Kremmling roofers pitch in on war effort
KREMMLING – Shawn Moats builds roofs, and in a strange twist of fate, his company will be helping American military forces in the war in Iraq.
Moats, part-owner of Kremmling-based Shawn Moats Roofing Inc., and his employees will travel to Diego Garcia, an island in the Indian Ocean, to replace antiquated siding and roof materials in an effort to better protect the stealth bombers and other aircraft based there.
Although he and his crew aren’t scheduled to depart until Aug. 12, Moats speculated the U.S. military still will be heavily involved in the area when they get there.
“With the nature of the location and the strategic bombing coming out of there, the Navy put the time crunch on this,” Moats said March 26. “They couldn’t process the contracts fast enough, and the conflict was launched ahead of our arrival. Unfortunately, I don’t think this will be over before we get there.”
Six of Moats’ 15 employees will be stationed on the island in a rotating schedule for about four months. The company has completed similar jobs for military bases, and the roofers have worked around the country and world.
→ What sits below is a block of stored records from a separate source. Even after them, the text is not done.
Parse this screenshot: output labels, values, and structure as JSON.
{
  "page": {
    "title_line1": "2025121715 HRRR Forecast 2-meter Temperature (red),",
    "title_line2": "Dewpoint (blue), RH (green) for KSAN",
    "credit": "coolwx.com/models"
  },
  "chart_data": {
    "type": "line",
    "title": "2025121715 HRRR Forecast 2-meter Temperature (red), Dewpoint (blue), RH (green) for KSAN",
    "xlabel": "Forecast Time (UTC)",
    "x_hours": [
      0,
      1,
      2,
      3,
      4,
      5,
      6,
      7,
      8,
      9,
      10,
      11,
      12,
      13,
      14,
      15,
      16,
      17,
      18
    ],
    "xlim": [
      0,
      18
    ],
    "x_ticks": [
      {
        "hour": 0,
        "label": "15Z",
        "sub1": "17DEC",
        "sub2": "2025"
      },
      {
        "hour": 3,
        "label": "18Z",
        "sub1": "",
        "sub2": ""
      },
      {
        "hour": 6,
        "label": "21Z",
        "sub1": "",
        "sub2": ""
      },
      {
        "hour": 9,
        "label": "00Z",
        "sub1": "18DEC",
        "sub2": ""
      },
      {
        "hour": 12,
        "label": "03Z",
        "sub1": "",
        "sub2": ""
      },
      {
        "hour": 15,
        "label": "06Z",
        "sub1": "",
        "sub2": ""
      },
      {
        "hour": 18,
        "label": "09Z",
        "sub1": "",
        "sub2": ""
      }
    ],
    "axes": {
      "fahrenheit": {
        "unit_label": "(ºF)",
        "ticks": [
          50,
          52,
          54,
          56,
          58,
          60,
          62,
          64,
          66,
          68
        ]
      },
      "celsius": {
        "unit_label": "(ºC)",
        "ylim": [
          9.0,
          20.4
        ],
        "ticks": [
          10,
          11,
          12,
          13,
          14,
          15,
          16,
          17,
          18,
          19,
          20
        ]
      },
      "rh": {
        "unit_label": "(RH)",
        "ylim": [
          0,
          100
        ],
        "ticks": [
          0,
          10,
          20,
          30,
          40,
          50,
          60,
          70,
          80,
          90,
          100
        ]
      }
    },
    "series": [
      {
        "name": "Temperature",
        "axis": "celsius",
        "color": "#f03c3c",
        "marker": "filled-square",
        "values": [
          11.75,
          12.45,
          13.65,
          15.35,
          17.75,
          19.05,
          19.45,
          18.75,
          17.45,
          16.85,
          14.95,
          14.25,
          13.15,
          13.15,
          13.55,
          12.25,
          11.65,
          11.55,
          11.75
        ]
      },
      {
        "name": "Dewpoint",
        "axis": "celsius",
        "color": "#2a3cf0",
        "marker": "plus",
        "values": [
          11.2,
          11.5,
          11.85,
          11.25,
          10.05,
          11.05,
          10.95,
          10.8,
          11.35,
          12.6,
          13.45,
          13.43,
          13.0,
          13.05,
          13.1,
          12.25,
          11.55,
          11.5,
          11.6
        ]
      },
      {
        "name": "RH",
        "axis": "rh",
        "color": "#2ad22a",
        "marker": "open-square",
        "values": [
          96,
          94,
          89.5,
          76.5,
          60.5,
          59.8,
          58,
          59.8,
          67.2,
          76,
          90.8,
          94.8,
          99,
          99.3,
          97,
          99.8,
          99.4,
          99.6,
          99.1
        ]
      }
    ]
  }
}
Moats said he fell into the “sensitive” work by accident. A manufacturer of metal roofing materials knew that Moats maintained a felony-free crew – important for military organizations worried about security.
Moats, who worked in law enforcement for 11 years before getting back into the family trade, said the clean background of his employees just “sort of happened.”
“The people I got involved in the business with were all related to the law enforcement angle in some way, so it just happened that way,” Moats said. “Once we started getting this work, then we just made it a priority to keep it that way – all the way down to the office people and accounting.”
Moats’ crew includes co-owners Doug Bowlan, a Silverthorne resident, and Park County’s Ethan Dondero.
Bowlan could not be reached for comment – he’s stuck in Singapore at the moment after doing some advance planning work for the trip.
Most of the employees, including Moats, have wives and children or serious girlfriends. Moats said the families are concerned about the men heading off for dangerous work. The group will travel to their destination through the Philippines, and there is some concern about threats of terrorism, he said.
Another problem is that there’s no trauma center on Diego Garcia. But for jobs in remote places like this, Moats brings along a certified paramedic. Many of the other employees are former military service and law enforcement members, and most are experienced travelers, too, he said.
The only other difficulty is insurance.
“It’s kind of hard to get that when you’re working over a $2 billion aircraft, you know,” Moats said.